Career Definition for a Computer Tomography Technician
Computer tomography technicians are more specialized radiology technicians who employ ionizing radiation to take cross-sectional x-rays of a part of the body. These sections are combined to produce a 3D image for diagnostic purposes. CT technicians explain the exam to patients and position patients for the procedure. Technicians may also be required to administer contrast material, depending on the type of scan. As technicians are constantly exposed to varying levels of radiation, care must be taken to ensure safety. With the growing need for computer tomography technicians, they can usually find work in any state or elect to be a traveling technician and move from place to place to do contract work.

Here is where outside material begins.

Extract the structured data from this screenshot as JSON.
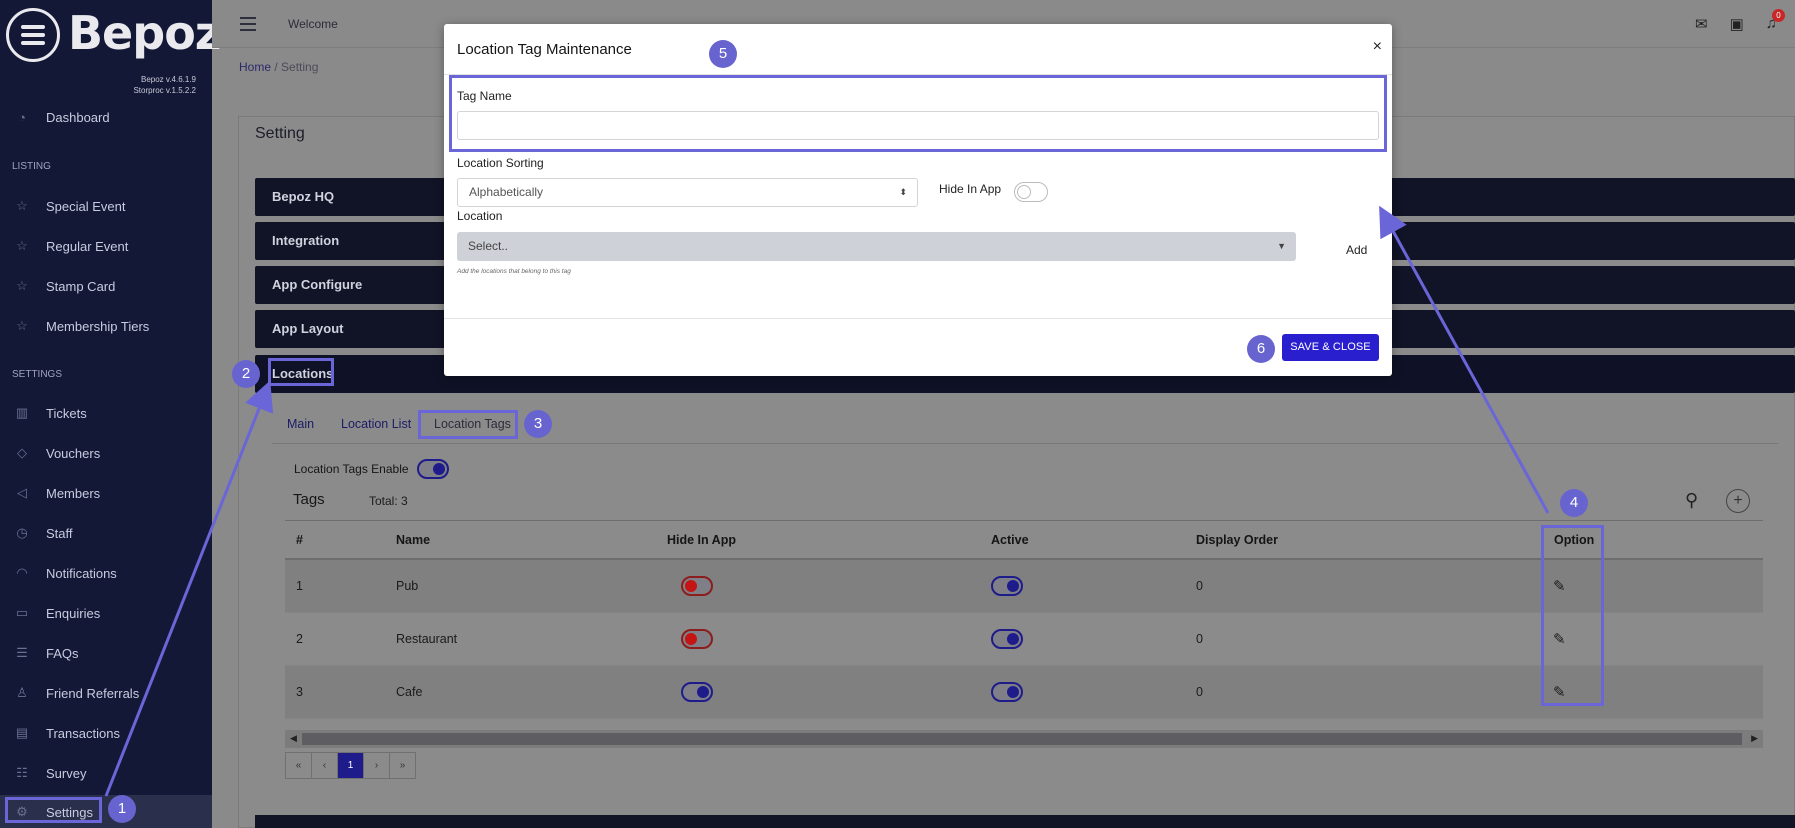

|Required Education||An accredited associate's degree for most posts; mandatory national license; some states also require a license|
|Job Skills||Using ionizing radiation to take cross-sectional x-rays of the body, explaining the exam to patients, administering contrast material, independent reasoning, team oriented, and compassion|
|Median Salary (2015)*||$56,670 (radiologic technologists)|
|Job Outlook (2014-2024)*||9% growth (radiologic technologists)|
Source: *U.S. Bureau of Labor Statistics
A 2-year associate's degree from an accredited program is required for most positions as a computer tomography technician, while a bachelor's or master's degree is required for upper level jobs in education, administration, or management. Students will learn anatomy, imaging procedures, terminology, ethics, patient care, and a host of other principles through their general courses; additional training and on-the-job experience are needed to specialize in CT scans.
A national license is mandatory, with additional state licensure required in certain areas. An exam-based certification from the American Registry of Radiologic Technologists (ARRT) is also recommended and preferred by many employers.

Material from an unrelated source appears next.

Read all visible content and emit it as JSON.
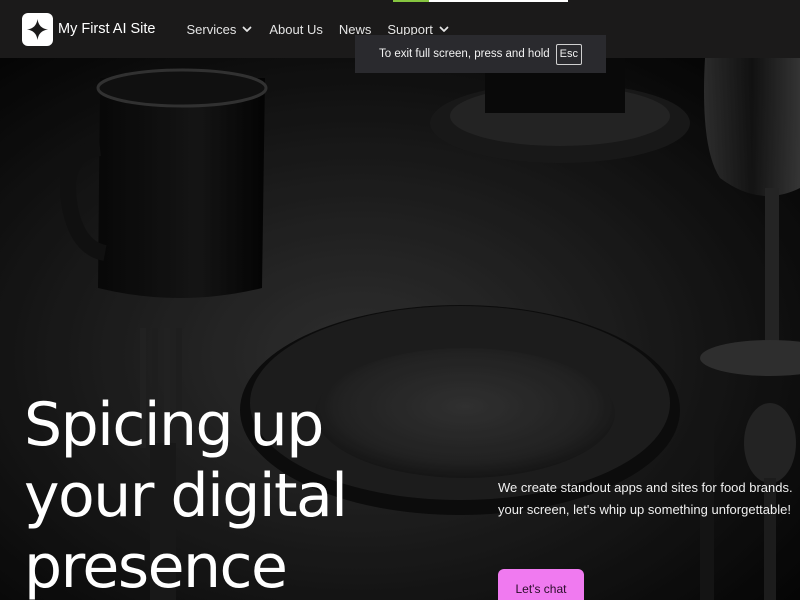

Computer tomography technicians must be able to work as a member of a team, as well as alone without direct supervision. Techs must be sensitive to the needs and disabilities of their patients and be strong enough to assist those patients into position for procedures.
Career Growth and Economic Outlook
According to the U.S. Bureau of Labor Statistics (BLS), the employment outlook for radiologic technologists, including CT technicians, is highly favorable and is expected to grow faster than average in the U.S., at a rate of about 9% from 2014 through 2024. The BLS reported the median annual wage of a radiologic technologist as $56,670 in May 2015.
Alternate Career Options
Here are some alternative career option examples:
A radiation therapist operates radiation machines that deliver radiation treatments to people with illnesses like cancer. They explain the process to the patient and ensure that he or she is positioned properly for the treatment. They check the dosage of the machine and administer the treatment. They also keep treatment records. Earning an associate's degree or bachelor's degree and state licensing is a common path to a career as a radiation therapist. Professional American Registry of Radiologic Technologists (ARRT) certification may also be required. Jobs for radiation therapists are expected to increase 14% from 2014-2024, per the BLS. Radiation therapists earned median pay of $80,220 in 2015.
Nuclear Medicine Technologist
A nuclear medicine technologist conducts diagnostic testing using specialized machines. Nuclear medicine technologists prepare radioactive drugs for patients, position patients properly for the exam, monitor the operation of the machine, and keep records of treatments given. These professionals usually hold an associate's or bachelor's degree; licensing and certification requirements may vary. The BLS predicts that nuclear medicine technologists will see job growth of 2% from 2014-2024. This occupation paid a median salary of $73,360 in 2015, per the BLS.